Despite the defeat, the fluoride push was a key part of his early political career. In 2010, when Gosar first ran for Congress, the Arizona Daily Sun noted he “has been involved in politics with his work as a dentist and campaigning for the addition of fluoride to area water.”
Gosar’s office did not respond to a request for comment about his shift on the issue.
The fluoride flip flop fits with the Republican Party’s increasing embrace of conspiracy theories in the decade since Gosar and other far-right figures were propelled to power by the Tea Party wave. In the 1960s, Ronald Reagan and other GOP leaders purged far-right activists who spread outlandish fluoride conspiracies. Now, Republican legislators and officials have led opposition to fluoridation on multiple occasions.
It’s also in keeping with Gosar’s own embrace of the far-right fringe. On Feb. 25, Gosar delivered remarks along with Rep. Marjorie Taylor Greene (R-Ga.) at the America First Political Action Conference, a white nationalist event where the host praised Hitler from the stage. Gosar worked with pro-Trump activists on demonstrations promoting conspiracy theories about the 2020 election. He also helped lead the objection to certifying the results at the U.S. Capitol on Jan. 6, 2021. Since that day, Gosar has repeatedly defended the rioters who stormed the Capitol in an effort to overturn the election. Amid controversy over his positions last year, Gosar lost the financial support of the American Dental Association.
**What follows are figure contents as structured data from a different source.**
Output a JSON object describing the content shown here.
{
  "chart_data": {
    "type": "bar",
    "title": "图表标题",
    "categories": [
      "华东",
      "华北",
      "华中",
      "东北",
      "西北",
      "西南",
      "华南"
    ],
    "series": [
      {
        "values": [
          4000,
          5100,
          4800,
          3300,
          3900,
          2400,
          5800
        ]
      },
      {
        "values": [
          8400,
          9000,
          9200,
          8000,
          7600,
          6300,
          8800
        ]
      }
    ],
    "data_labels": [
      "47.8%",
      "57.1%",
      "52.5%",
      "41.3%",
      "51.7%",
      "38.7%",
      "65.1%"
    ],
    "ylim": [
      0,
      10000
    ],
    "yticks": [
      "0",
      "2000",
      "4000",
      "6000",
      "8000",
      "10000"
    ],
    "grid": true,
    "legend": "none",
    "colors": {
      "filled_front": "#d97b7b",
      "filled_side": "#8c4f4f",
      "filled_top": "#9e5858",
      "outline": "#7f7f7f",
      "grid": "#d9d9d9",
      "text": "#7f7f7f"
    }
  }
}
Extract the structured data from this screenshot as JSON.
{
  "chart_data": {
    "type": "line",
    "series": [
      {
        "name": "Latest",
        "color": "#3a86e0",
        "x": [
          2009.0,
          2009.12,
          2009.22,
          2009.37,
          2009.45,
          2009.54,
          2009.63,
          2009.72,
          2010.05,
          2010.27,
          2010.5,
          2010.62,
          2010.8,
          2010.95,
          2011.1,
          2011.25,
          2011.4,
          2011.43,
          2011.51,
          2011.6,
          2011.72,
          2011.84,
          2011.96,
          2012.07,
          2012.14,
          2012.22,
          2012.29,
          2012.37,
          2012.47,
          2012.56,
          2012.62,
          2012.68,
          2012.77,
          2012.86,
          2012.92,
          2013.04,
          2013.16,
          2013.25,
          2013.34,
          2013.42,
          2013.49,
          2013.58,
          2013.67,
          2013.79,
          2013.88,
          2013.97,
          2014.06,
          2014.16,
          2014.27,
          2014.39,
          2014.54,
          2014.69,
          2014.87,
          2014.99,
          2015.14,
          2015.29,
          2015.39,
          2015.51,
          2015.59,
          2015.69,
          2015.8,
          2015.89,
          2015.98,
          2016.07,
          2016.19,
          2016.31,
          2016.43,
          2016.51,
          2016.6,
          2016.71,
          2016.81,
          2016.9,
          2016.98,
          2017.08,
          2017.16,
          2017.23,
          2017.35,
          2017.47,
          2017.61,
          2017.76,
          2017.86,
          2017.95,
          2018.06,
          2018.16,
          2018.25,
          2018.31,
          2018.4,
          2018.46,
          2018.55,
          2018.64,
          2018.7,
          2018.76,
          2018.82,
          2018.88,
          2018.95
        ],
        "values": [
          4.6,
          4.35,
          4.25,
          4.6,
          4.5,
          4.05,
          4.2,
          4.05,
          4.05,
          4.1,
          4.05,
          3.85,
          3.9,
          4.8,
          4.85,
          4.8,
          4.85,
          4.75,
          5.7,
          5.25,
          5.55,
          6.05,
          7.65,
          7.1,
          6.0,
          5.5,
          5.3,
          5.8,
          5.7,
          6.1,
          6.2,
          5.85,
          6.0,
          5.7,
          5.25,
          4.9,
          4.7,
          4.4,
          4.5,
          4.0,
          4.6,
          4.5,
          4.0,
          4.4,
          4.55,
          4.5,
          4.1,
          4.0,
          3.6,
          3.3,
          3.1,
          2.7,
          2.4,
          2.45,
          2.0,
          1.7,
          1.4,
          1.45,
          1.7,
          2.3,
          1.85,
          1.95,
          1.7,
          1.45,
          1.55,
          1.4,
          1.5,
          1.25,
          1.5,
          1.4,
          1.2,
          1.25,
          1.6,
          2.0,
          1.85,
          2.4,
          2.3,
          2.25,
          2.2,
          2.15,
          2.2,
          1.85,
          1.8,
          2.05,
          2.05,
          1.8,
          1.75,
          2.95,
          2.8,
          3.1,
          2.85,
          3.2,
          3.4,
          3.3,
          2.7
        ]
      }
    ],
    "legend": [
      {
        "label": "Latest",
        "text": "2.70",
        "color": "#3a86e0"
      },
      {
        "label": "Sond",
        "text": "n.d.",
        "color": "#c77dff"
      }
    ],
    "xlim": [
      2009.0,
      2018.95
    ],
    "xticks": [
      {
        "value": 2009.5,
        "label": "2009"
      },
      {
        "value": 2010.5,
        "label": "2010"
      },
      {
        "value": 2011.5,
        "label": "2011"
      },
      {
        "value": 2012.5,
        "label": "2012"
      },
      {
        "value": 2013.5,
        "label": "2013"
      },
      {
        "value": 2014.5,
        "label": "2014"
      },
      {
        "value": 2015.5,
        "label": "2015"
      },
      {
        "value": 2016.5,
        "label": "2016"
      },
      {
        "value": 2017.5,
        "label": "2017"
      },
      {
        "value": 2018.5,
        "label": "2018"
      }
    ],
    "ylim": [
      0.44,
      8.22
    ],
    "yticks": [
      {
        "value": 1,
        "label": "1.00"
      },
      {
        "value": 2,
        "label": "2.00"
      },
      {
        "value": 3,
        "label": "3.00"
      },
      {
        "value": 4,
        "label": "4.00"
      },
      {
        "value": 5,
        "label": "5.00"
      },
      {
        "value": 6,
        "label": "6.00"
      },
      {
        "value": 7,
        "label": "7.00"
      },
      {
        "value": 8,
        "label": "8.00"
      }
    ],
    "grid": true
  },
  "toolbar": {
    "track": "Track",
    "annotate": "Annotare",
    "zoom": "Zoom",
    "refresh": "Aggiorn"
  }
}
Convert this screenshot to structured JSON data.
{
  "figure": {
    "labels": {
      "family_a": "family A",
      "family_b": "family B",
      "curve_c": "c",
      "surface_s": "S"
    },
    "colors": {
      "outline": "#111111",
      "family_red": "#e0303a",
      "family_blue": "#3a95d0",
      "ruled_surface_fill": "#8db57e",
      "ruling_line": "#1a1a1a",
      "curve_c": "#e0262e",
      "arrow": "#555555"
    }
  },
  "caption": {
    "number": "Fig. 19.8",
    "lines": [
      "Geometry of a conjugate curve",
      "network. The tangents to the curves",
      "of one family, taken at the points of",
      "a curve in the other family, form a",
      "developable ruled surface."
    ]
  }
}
Gosar has also been opposed by members of his own family. In 2018, six of his siblings appeared in an ad endorsing his opponent. At the time, one of the siblings, Dave Gosar, told The New York Times he stopped speaking to his brother in 2010 when the future congressman promoted false “birther” conspiracies that former President Barack Obama was born outside of the United States. More recently, some of Gosar’s siblings have publicly decried his efforts to challenge the 2020 election.
In a phone conversation on Tuesday, Dave Gosar told Rolling Stone he vividly recalled his brother’s work for fluoridation. Dave said his brother was adamant that opposition to fluoride was “absolutely insane.”
“He was really involved and thought all these anti-fluoride conspiracy theorists were just nutty,” Dave said. “I remember that distinctly.”
Dave attributed his brother’s changing opinion to “pandering to his base.”
“Also, maybe he’s losing his mind,” Dave added.
Jennifer Gosar, the congressman’s sister, agreed in a phone call with Rolling Stone.
“Here is somebody that spent decades of his life dedicated to peoples’ oral health and has … degraded to an absolute challenge to the science that was the basis of his ability to have this career,” Jennifer said.
Jennifer suggested her brother had fallen prey to “fanaticism, fascism, and an addiction to power.”
“He’ll do anything at this point,” she said of Rep. Gosar. “He parrots his base, he plays to them, he siphons money off them. This is a person without scruples and without ethics.”